La missione di Zlatan Ibrahimovic

Giovanni Battistuzzi

Lo svedese segnando a Udine è diventato il giocatore più vecchio ad aver segnato in Serie A. Aveva detto che si sarebbe ritirato giovane, a oltre 41 anni è ancora in campo. La sua volontà di zlatanizzare il calcio non si è ancora esaurita

Se c’era un giocatore che non avremmo detto possibile potesse invecchiare in campo, quel giocatore era Zlatan Ibrahimovic. Perché, almeno quasi due decenni fa, Zlatan Ibrahimovic è stato soprattutto un’apparizione, qualcosa che prima che mettesse piede in campo non c’era, e che poi ha avuto più emuli che delfini.

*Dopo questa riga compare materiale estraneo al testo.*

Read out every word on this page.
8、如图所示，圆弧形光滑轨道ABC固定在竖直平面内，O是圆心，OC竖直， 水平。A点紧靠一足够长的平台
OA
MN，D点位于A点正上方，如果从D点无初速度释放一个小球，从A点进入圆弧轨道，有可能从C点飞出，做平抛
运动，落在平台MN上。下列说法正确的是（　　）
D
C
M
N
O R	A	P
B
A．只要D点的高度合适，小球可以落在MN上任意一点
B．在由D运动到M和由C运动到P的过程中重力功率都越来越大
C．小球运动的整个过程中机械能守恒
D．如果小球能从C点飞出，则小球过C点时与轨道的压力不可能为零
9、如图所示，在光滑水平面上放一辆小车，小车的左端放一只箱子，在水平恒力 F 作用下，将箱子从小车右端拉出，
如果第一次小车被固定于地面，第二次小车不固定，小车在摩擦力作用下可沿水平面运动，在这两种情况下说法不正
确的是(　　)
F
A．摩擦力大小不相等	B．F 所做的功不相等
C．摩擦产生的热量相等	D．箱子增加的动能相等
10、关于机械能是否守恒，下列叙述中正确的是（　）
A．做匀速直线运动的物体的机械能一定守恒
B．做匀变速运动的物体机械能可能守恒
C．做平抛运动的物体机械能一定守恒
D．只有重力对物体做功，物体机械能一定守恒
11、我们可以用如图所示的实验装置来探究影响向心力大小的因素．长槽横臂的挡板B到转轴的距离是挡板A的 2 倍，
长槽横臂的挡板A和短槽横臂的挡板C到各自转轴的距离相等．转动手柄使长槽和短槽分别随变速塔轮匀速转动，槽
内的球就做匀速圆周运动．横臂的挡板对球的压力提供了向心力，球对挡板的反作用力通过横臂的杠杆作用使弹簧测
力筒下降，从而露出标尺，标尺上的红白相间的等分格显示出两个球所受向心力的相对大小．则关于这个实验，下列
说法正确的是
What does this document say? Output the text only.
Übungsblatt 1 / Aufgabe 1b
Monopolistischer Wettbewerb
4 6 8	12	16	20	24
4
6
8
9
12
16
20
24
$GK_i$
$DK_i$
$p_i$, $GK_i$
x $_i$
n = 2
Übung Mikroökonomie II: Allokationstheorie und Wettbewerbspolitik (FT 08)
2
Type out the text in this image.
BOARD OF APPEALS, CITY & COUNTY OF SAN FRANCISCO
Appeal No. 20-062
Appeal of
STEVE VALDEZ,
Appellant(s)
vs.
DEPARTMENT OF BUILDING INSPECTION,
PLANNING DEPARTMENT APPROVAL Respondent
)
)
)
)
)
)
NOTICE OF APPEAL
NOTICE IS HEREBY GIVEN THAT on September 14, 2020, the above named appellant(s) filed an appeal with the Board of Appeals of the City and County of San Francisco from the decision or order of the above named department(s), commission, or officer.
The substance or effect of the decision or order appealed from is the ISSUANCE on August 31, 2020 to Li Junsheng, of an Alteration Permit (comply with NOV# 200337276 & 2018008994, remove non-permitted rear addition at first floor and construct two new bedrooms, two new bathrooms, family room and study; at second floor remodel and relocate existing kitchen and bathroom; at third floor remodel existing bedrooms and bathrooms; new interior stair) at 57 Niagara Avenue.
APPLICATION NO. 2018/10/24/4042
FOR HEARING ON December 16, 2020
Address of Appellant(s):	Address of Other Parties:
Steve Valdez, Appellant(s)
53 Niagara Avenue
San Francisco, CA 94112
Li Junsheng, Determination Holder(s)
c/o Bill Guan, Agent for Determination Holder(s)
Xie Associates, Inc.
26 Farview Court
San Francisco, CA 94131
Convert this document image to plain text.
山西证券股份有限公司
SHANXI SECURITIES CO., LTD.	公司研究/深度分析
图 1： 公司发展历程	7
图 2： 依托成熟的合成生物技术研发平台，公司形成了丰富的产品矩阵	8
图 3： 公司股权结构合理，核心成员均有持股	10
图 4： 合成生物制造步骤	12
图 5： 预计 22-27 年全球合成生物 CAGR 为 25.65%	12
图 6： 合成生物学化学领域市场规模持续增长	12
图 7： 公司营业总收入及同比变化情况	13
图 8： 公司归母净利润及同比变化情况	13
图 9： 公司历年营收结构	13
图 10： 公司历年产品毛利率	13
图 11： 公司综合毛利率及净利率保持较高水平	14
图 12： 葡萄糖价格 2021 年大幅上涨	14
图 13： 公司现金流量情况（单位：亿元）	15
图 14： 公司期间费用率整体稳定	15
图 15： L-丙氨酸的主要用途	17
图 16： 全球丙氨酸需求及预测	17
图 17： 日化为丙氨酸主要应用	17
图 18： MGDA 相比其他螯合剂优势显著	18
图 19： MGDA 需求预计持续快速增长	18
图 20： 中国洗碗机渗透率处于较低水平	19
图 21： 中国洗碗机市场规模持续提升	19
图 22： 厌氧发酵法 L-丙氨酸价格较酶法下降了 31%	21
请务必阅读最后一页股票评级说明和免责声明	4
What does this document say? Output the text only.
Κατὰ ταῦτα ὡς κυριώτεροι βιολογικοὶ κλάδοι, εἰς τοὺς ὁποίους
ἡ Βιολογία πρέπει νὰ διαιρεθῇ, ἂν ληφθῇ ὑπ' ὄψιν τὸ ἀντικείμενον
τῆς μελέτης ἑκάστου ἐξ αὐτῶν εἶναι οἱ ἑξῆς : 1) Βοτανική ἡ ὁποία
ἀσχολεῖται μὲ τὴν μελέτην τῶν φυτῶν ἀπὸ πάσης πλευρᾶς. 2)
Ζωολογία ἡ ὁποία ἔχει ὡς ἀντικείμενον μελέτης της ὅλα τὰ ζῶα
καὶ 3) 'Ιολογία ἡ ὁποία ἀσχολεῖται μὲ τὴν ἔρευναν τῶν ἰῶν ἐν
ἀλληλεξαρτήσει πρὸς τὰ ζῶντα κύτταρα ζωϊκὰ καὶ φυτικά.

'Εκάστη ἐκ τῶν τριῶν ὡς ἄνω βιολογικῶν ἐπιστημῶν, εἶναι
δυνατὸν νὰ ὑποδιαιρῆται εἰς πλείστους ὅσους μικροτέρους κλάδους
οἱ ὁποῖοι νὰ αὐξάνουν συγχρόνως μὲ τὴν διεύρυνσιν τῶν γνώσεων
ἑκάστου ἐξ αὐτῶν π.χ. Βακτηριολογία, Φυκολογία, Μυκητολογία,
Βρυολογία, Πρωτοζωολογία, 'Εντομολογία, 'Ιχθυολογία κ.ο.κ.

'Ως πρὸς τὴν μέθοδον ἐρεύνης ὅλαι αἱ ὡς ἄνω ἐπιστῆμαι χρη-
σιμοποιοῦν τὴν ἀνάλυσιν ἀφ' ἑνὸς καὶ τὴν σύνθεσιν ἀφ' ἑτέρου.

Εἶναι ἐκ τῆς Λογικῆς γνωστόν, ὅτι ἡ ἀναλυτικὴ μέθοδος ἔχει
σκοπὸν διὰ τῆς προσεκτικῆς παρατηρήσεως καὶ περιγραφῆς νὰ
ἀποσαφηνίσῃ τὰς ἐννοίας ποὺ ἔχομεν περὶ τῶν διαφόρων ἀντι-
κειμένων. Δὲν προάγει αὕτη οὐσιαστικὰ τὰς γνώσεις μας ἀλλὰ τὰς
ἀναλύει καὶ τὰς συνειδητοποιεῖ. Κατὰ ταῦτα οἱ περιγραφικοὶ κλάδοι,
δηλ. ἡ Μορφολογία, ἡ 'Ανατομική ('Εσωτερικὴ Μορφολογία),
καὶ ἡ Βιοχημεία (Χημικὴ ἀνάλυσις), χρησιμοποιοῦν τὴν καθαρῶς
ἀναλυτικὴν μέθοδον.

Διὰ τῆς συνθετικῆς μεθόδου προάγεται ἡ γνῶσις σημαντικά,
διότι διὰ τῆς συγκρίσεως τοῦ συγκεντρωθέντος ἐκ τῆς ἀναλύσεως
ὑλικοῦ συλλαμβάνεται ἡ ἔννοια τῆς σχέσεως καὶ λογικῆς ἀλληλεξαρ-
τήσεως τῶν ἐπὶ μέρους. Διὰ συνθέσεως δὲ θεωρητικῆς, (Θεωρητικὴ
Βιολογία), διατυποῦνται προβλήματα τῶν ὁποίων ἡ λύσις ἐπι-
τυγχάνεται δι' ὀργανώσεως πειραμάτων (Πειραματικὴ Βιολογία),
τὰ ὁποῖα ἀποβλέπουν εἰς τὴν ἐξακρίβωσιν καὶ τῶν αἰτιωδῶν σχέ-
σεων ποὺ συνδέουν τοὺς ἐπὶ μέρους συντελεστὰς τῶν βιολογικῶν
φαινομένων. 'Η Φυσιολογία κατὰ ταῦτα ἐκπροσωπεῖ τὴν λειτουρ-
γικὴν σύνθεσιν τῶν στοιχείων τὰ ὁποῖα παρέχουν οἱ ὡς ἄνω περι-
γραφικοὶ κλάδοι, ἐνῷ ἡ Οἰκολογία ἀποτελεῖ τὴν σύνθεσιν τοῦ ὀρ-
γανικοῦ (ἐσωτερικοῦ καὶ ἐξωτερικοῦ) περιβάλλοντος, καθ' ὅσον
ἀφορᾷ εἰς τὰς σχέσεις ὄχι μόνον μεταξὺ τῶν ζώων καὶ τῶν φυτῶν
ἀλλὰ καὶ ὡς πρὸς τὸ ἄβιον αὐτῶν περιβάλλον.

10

Un giocatore che ha scombussolato il gioco e soprattutto l’immaginario calcistico. E i giocatori del genere di solito fanno in modo di levarsi dalle scatole abbastanza presto, prima di offrire la loro versione “normale”.

 

O almeno così era un tempo. Perché negli ultimi anni tutto si è allungato e dilatato e un modo per tirarla ancora un po’ più lunga lo si trova sempre. Anche in campionati prestigiosi o che prestigiosi sono stati.

 

Zlatan Ibrahimovic non si è ritirato presto. Ha fatto finta di salutare, di chiudere la carriera in America, un modo, nemmeno troppo velato, di ampliare a dismisura la Zlatanmania, ossia la personalissima missione di zlatanizzare il mondo del calcio, renderlo il più possibile a sua immagine e somiglianza.

 

È questa sua tendenza alla “missione”, alla evangelizzazione calcistica – a sua immagine e somiglianza – che lo ha dissuaso dall’intento, anch’esso un po’ spaccone, giovanile. “Mi sento il giocatore più forte al mondo. Se non lo pensi non riesci a giocare al cento per cento. Per me essere secondo non esiste. Giocherò ancora per tre anni al massimo, perché bisogna smettere quando sei al top”, aveva detto nel 2010. Era appena arrivato al Milan, era convinto di poter vincere con i rossoneri lo scudetto (ci riuscì) e la Champions League in tre anni. Non tutto andò come aveva previsto. Tre anni dopo era a Parigi per “regalare a Parigi quello che non ha mai visto in città”.

  

Tredici anni dopo aver pronunciato queste parole Zlatan Ibrahimovic si danna ancora in allenamento, s’è ripreso dall’ennesimo infortunio, ha segnato un rigore contro l’Udinese che lo ha fatto entrare nella storia della Serie A: a 41 anni, 5 mesi e 5 giorni è il giocatore più vecchio ad aver fatto un gol nel campionato italiano. Sino a sabato questo primato era di Alessandro Costacurta: 41 anni e 25 giorni.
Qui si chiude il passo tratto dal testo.